When Pakistani ATC reported about an aircraft coming from India with IA code they launched their F-16s to intercept the Indian plane.
New Delhi: Amid tensions between New Delhi and Islamabad after Balakot air strikes in February, Pakistani fighter jets intercepted a Kabul-bound Indian passenger plane for almost an hour over their airspace last month.
The SpiceJet flight was mid-air when two Pakistani F-16 jets flanked the commercial plane and asked its pilot to lower its altitude and report to them with the flight details.
The incident occurred on September 23 and the flight involved in the incident was SG-21, which had taken off from Delhi for Kabul. Around 120 passengers were on board.
More importantly, the incident was reported when Pakistan airspace was not closed for India.
The SpiceJet captain briefed Pakistani F-16 jet pilots, saying, "This is SpiceJet, Indian commercial aircraft, which carries passengers and is going to Kabul as per schedule," sources told ANI.
When the F-16s rounded up SpiceJet, the Pakistani jets and their pilots could be seen by passengers.
One of the passengers on the flight, on the conditions of anonymity, told ANI that the Pakistani fighter pilot instructed SpiceJet pilot through hand signs to lower the altitude of the commercial plane.

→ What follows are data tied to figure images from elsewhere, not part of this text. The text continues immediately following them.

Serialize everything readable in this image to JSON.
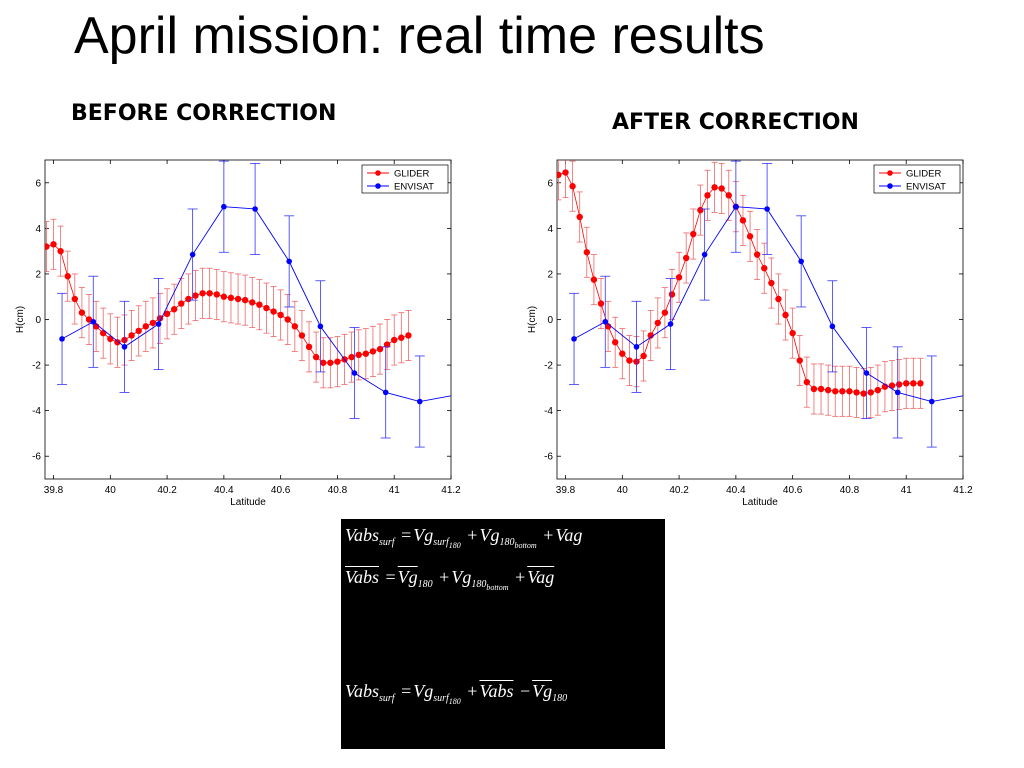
{
  "slide": {
    "title": "April mission: real time results",
    "before_label": "BEFORE CORRECTION",
    "after_label": "AFTER CORRECTION"
  },
  "colors": {
    "glider": "#ff0000",
    "glider_err": "#ee6666",
    "envisat": "#0000ff",
    "envisat_err": "#3333ff"
  },
  "chart_data": [
    {
      "type": "scatter",
      "title": "",
      "xlabel": "Latitude",
      "ylabel": "H(cm)",
      "xlim": [
        39.77,
        41.2
      ],
      "ylim": [
        -7,
        7
      ],
      "xticks": [
        "39.8",
        "40",
        "40.2",
        "40.4",
        "40.6",
        "40.8",
        "41",
        "41.2"
      ],
      "xtick_values": [
        39.8,
        40.0,
        40.2,
        40.4,
        40.6,
        40.8,
        41.0,
        41.2
      ],
      "yticks": [
        "-6",
        "-4",
        "-2",
        "0",
        "2",
        "4",
        "6"
      ],
      "ytick_values": [
        -6,
        -4,
        -2,
        0,
        2,
        4,
        6
      ],
      "grid": false,
      "legend": "top-right",
      "series": [
        {
          "name": "GLIDER",
          "line": true,
          "error": 1.1,
          "x": [
            39.775,
            39.8,
            39.825,
            39.85,
            39.875,
            39.9,
            39.925,
            39.95,
            39.975,
            40.0,
            40.025,
            40.05,
            40.075,
            40.1,
            40.125,
            40.15,
            40.175,
            40.2,
            40.225,
            40.25,
            40.275,
            40.3,
            40.325,
            40.35,
            40.375,
            40.4,
            40.425,
            40.45,
            40.475,
            40.5,
            40.525,
            40.55,
            40.575,
            40.6,
            40.625,
            40.65,
            40.675,
            40.7,
            40.725,
            40.75,
            40.775,
            40.8,
            40.825,
            40.85,
            40.875,
            40.9,
            40.925,
            40.95,
            40.975,
            41.0,
            41.025,
            41.05
          ],
          "y": [
            3.2,
            3.3,
            3.0,
            1.9,
            0.9,
            0.3,
            0.0,
            -0.3,
            -0.6,
            -0.85,
            -1.0,
            -0.9,
            -0.7,
            -0.5,
            -0.3,
            -0.15,
            0.05,
            0.25,
            0.45,
            0.7,
            0.9,
            1.05,
            1.15,
            1.15,
            1.1,
            1.0,
            0.95,
            0.9,
            0.85,
            0.75,
            0.65,
            0.5,
            0.35,
            0.2,
            0.0,
            -0.3,
            -0.7,
            -1.2,
            -1.65,
            -1.9,
            -1.9,
            -1.85,
            -1.75,
            -1.65,
            -1.55,
            -1.5,
            -1.4,
            -1.3,
            -1.1,
            -0.9,
            -0.8,
            -0.7
          ]
        },
        {
          "name": "ENVISAT",
          "line": true,
          "error": 2.0,
          "x": [
            39.83,
            39.94,
            40.05,
            40.17,
            40.29,
            40.4,
            40.51,
            40.63,
            40.74,
            40.86,
            40.97,
            41.09,
            41.2
          ],
          "y": [
            -0.85,
            -0.1,
            -1.2,
            -0.2,
            2.85,
            4.95,
            4.85,
            2.55,
            -0.3,
            -2.35,
            -3.2,
            -3.6,
            -3.35
          ],
          "point_visible": [
            true,
            true,
            true,
            true,
            true,
            true,
            true,
            true,
            true,
            true,
            true,
            true,
            false
          ]
        }
      ]
    },
    {
      "type": "scatter",
      "title": "",
      "xlabel": "Latitude",
      "ylabel": "H(cm)",
      "xlim": [
        39.77,
        41.2
      ],
      "ylim": [
        -7,
        7
      ],
      "xticks": [
        "39.8",
        "40",
        "40.2",
        "40.4",
        "40.6",
        "40.8",
        "41",
        "41.2"
      ],
      "xtick_values": [
        39.8,
        40.0,
        40.2,
        40.4,
        40.6,
        40.8,
        41.0,
        41.2
      ],
      "yticks": [
        "-6",
        "-4",
        "-2",
        "0",
        "2",
        "4",
        "6"
      ],
      "ytick_values": [
        -6,
        -4,
        -2,
        0,
        2,
        4,
        6
      ],
      "grid": false,
      "legend": "top-right",
      "series": [
        {
          "name": "GLIDER",
          "line": true,
          "error": 1.1,
          "x": [
            39.775,
            39.8,
            39.825,
            39.85,
            39.875,
            39.9,
            39.925,
            39.95,
            39.975,
            40.0,
            40.025,
            40.05,
            40.075,
            40.1,
            40.125,
            40.15,
            40.175,
            40.2,
            40.225,
            40.25,
            40.275,
            40.3,
            40.325,
            40.35,
            40.375,
            40.4,
            40.425,
            40.45,
            40.475,
            40.5,
            40.525,
            40.55,
            40.575,
            40.6,
            40.625,
            40.65,
            40.675,
            40.7,
            40.725,
            40.75,
            40.775,
            40.8,
            40.825,
            40.85,
            40.875,
            40.9,
            40.925,
            40.95,
            40.975,
            41.0,
            41.025,
            41.05
          ],
          "y": [
            6.35,
            6.45,
            5.85,
            4.5,
            2.95,
            1.75,
            0.7,
            -0.3,
            -1.0,
            -1.5,
            -1.8,
            -1.85,
            -1.6,
            -0.7,
            -0.15,
            0.3,
            1.1,
            1.85,
            2.7,
            3.75,
            4.8,
            5.45,
            5.8,
            5.75,
            5.45,
            4.95,
            4.35,
            3.65,
            2.85,
            2.25,
            1.6,
            0.9,
            0.2,
            -0.6,
            -1.8,
            -2.75,
            -3.05,
            -3.05,
            -3.1,
            -3.15,
            -3.15,
            -3.15,
            -3.2,
            -3.25,
            -3.2,
            -3.1,
            -2.95,
            -2.9,
            -2.85,
            -2.8,
            -2.8,
            -2.8
          ]
        },
        {
          "name": "ENVISAT",
          "line": true,
          "error": 2.0,
          "x": [
            39.83,
            39.94,
            40.05,
            40.17,
            40.29,
            40.4,
            40.51,
            40.63,
            40.74,
            40.86,
            40.97,
            41.09,
            41.2
          ],
          "y": [
            -0.85,
            -0.1,
            -1.2,
            -0.2,
            2.85,
            4.95,
            4.85,
            2.55,
            -0.3,
            -2.35,
            -3.2,
            -3.6,
            -3.35
          ],
          "point_visible": [
            true,
            true,
            true,
            true,
            true,
            true,
            true,
            true,
            true,
            true,
            true,
            true,
            false
          ]
        }
      ]
    }
  ],
  "equations": {
    "eq1": {
      "lhs": "Vabs",
      "lhs_sub": "surf",
      "t1": "Vg",
      "t1_sub": "surf",
      "t1_subsub": "180",
      "t2": "Vg",
      "t2_sub": "180",
      "t2_subsub": "bottom",
      "t3": "Vag"
    },
    "eq2": {
      "lhs": "Vabs",
      "t1": "Vg",
      "t1_sub": "180",
      "t2": "Vg",
      "t2_sub": "180",
      "t2_subsub": "bottom",
      "t3": "Vag"
    },
    "eq3": {
      "lhs": "Vabs",
      "lhs_sub": "surf",
      "t1": "Vg",
      "t1_sub": "surf",
      "t1_subsub": "180",
      "t2": "Vabs",
      "t3": "Vg",
      "t3_sub": "180"
    },
    "eq_sign": "=",
    "plus": "+",
    "minus": "−"
  }
}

According to sources, every flight has its code, like SpiceJet is known as 'SG'. It caused confusion and Pakistani ATC misunderstood SpiceJet as 'IA' and misinterpreted it as the Indian Army or India Airforce.
When Pakistani ATC reported about an aircraft coming from India with IA code they immediately launched their F-16s to intercept the Indian plane.
After the confusion was sorted out, the Pakistani fighters escorted the SpiceJet out of Pakistan airspace till they entered Afghanistan, confirmed a DGCA official.
"At the time when Pakistani F-16s were flying around their flight, all passengers were asked to shut their windows and maintain silence," the passengers told ANI.
After the flight landed safely in Kabul, its return journey was delayed by almost five hours as Pakistani embassy officials in Kabul scrambled to clear paperwork involving the mid-air mix up.